Les exercices et postures douces pour modeler ma silhouette et garder la ligne c’est vraiment pas pour moi !

J’ai froid !

Je rentre chez moi une bouteille sous le bras.

Si certains recherchent l’oubli dans la sueur des mouvements répétés comme des mantras,

moi c’est l’absinthe qui me donne ma dose d’absence.

*

*

Ligne et équilibre – Édition Hachette – 2ième phrase page 10

Un verre de génie


« Et pourtant, nous gaspillons nous-mêmes constamment notre temps.  La vie est ainsi faite de paradoxes : nous passons des heures à faire ce que nous n’aimons pas, puis nous prenons plaisir à faire des choses qui ne nous mènent à rien. »

Clothaire leva son verre d’absinthe en direction de Guérande et l’avala d’un trait.
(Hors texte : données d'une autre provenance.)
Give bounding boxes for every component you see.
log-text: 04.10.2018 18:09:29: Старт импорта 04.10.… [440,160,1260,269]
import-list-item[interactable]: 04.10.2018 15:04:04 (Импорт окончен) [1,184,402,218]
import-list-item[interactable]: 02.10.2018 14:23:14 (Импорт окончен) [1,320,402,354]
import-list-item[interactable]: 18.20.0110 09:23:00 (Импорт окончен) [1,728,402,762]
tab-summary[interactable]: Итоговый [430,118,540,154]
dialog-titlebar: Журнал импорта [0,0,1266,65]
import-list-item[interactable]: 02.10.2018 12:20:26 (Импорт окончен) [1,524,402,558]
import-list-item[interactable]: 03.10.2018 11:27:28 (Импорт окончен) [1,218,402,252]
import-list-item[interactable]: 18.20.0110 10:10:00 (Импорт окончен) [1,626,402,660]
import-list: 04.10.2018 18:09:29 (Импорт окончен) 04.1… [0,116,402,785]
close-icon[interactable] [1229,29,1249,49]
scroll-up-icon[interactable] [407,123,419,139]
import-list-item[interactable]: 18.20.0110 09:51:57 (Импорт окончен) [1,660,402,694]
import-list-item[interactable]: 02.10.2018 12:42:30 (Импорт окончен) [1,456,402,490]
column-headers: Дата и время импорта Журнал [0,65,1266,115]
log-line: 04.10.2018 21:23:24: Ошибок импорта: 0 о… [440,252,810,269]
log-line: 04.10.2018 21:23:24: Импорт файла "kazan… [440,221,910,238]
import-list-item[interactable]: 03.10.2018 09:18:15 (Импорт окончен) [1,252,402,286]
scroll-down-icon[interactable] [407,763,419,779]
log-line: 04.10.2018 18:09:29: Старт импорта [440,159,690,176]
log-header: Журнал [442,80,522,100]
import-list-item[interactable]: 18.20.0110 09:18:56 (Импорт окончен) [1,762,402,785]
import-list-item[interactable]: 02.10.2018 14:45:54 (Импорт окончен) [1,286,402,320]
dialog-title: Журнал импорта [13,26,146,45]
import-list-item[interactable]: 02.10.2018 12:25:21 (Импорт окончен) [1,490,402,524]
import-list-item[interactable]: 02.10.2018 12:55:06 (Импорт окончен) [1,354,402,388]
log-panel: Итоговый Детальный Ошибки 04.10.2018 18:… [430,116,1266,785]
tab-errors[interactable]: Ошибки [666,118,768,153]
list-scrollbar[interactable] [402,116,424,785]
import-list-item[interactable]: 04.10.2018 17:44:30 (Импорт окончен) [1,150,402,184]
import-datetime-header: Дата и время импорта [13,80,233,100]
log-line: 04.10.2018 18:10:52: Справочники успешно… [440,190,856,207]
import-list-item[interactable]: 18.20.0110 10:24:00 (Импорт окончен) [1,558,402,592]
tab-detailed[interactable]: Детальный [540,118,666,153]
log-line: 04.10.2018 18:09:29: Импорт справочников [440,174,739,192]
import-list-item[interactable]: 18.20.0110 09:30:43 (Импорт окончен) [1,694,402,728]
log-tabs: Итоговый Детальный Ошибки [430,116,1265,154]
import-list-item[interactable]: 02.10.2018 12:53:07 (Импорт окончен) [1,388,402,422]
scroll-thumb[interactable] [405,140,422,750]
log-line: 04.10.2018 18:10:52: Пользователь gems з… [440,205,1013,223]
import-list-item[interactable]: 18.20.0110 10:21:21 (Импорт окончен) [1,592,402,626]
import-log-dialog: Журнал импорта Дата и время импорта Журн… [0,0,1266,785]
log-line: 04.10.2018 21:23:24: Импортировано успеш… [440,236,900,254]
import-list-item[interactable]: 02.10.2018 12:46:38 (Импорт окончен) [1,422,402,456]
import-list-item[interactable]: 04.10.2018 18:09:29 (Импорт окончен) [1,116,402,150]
Il fit une légère grimace, poussa un rot et pris un morceau de tabac à chiquer.

« Tu vois, Guérande, quoi qu’en dise les bonnes gens, je ne suis pas un ivrogne – je ne perds pas mon temps, ici. L’absinthe éclaircit mes pensées, et mes pensées font avancer le monde. »

Guérande leva un sourcil. Elle essuyait des coupes à vin derrière le bar.

« Douterais-tu de moi, Guérande? Toi qui me vois ici réinventer le monde tous les soirs? Tu connais bien mes théories, mes secrets de philosophie, mes rêves pour l’humanité. »

Guérande jeta son torchon sur le comptoir.

« Écoute-moé ben, Clothaire. J’pu capable de t’entendre déblatérer tes maudites affaires! Tu viens ici chaque jour perdre ta salive à m’faire perdre le temps que j’pourrais passer à penser aux choses que j’devrais faire au lieu d’être icitte à curer des planchers pis à faire briller des verres. M’a te l’dire, moé, c’que j’pense de toé Clothaire… M’a te l’dire, moé!!! »

Clothaire venait de s’endormir sur le comptoir. Guérande, la bouche grande ouverte, le regardait d’un air choqué.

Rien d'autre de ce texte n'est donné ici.